Vendor/third-party provider news from around the biz


One of the key takeaways from the IMB conference this week was about fortifying your financials. Basically fully understanding performance across the business and stress testing your balance sheet (e.g., what if analysis). Gallus is offering such solution and more. Co-founded by Augie De Rio, formerly at Goldman Sachs and Caliber Home Loans, the Gallus BI solution takes you seamlessly from data to insight to action. It’s the Google for numbers at a mortgage lender.

Fortuna Finance’s mission is to make buying, selling and financing residential real estate much easier by providing the consumer with a Guaranteed Backup Contract through its Home Sale Assurance Program on their current home. This frees them to finance their next home without having to count their trailing debt obligation with most underwriters, including Freddie and Fannie. Fortuna gives the homeowner up to 90 days after they buy their new home in which to cancel their contract with Fortuna provided they’ve sold to a higher offer or sell the home to Fortuna. Fortuna has partnered with lenders who are willing to provide bridge financing against Fortuna’s purchase contract so they can extract their equity from the home they are selling before the sale closes.  If Fortuna buys the home, it will be re-listed with the existing listing agent and refund 90% of the profits, if any, from the sale of the home back to the consumer. “We provide purchase contracts within 24-48 hours currently.”

Cognizant (NASDAQ: CTSH), a leading provider of information technology, consulting, and business process services, announced a new, 10-year services agreement valued at approximately $1 billion with CoreLogic®, a leading global property information, analytics and data-enabled solutions provider. CoreLogic and Cognizant have agreed to expand their existing alliance. “Expansion of Cognizant’s services and anticipated value for CoreLogic, leveraging Cognizant’s digital transformation expertise particularly in cloud migration, automation, and industry-specific platform innovations; Significant commitment to innovation and automation expected to benefit CoreLogic through lower technology and operations costs over the lifetime of the agreement; and, Strong focus on driving customer experience improvement through operational excellence.

Mortgage Capital Trading (MCT) a leading mortgage hedge advisory and secondary marketing software firm, announced the release of BAMCO, a new marketplace for co-issue loan sales.
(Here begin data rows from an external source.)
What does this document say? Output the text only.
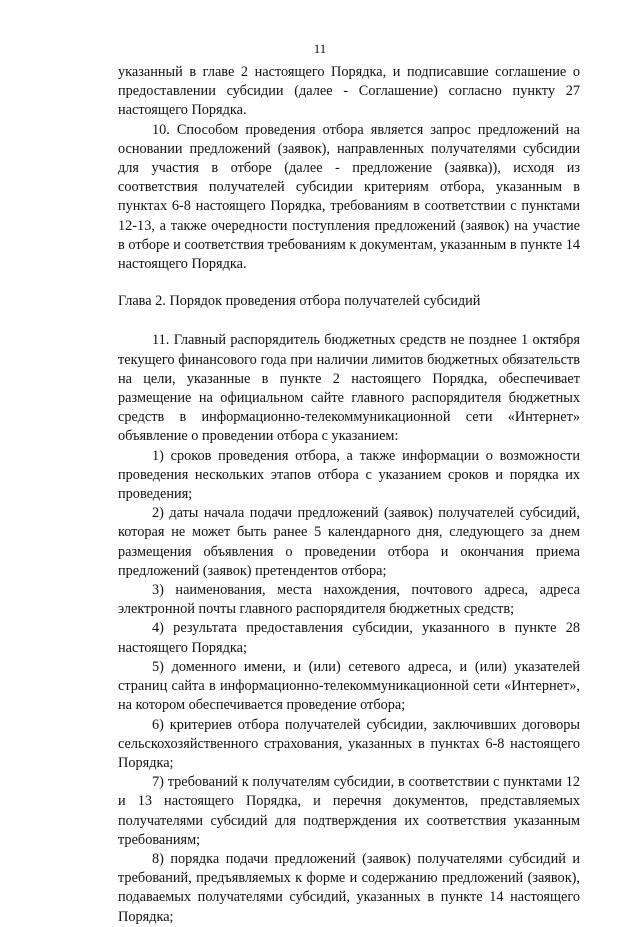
11

указанный в главе 2 настоящего Порядка, и подписавшие соглашение о предоставлении субсидии (далее - Соглашение) согласно пункту 27 настоящего Порядка.

10. Способом проведения отбора является запрос предложений на основании предложений (заявок), направленных получателями субсидии для участия в отборе (далее - предложение (заявка)), исходя из соответствия получателей субсидии критериям отбора, указанным в пунктах 6-8 настоящего Порядка, требованиям в соответствии с пунктами 12-13, а также очередности поступления предложений (заявок) на участие в отборе и соответствия требованиям к документам, указанным в пункте 14 настоящего Порядка.

Глава 2. Порядок проведения отбора получателей субсидий

11. Главный распорядитель бюджетных средств не позднее 1 октября текущего финансового года при наличии лимитов бюджетных обязательств на цели, указанные в пункте 2 настоящего Порядка, обеспечивает размещение на официальном сайте главного распорядителя бюджетных средств в информационно-телекоммуникационной сети «Интернет» объявление о проведении отбора с указанием:

1) сроков проведения отбора, а также информации о возможности проведения нескольких этапов отбора с указанием сроков и порядка их проведения;

2) даты начала подачи предложений (заявок) получателей субсидий, которая не может быть ранее 5 календарного дня, следующего за днем размещения объявления о проведении отбора и окончания приема предложений (заявок) претендентов отбора;

3) наименования, места нахождения, почтового адреса, адреса электронной почты главного распорядителя бюджетных средств;

4) результата предоставления субсидии, указанного в пункте 28 настоящего Порядка;

5) доменного имени, и (или) сетевого адреса, и (или) указателей страниц сайта в информационно-телекоммуникационной сети «Интернет», на котором обеспечивается проведение отбора;

6) критериев отбора получателей субсидии, заключивших договоры сельскохозяйственного страхования, указанных в пунктах 6-8 настоящего Порядка;

7) требований к получателям субсидии, в соответствии с пунктами 12 и 13 настоящего Порядка, и перечня документов, представляемых получателями субсидий для подтверждения их соответствия указанным требованиям;

8) порядка подачи предложений (заявок) получателями субсидий и требований, предъявляемых к форме и содержанию предложений (заявок), подаваемых получателями субсидий, указанных в пункте 14 настоящего Порядка;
Also known as flow-based mortgage servicing rights (MSR) sales, Co-issue loan sales are a three-way transaction involving the sale of loans to one of the agencies with a simultaneous sale of the MSRs to a separate third party. BAMCO brings co-issue transactions directly into MCT’s whole loan trading platform and improves price transparency by connecting unapproved sellers to live executions from potential buyers.

There’s a fine line between a numerator and a denominator: Only a fraction of people will find this clever or funny.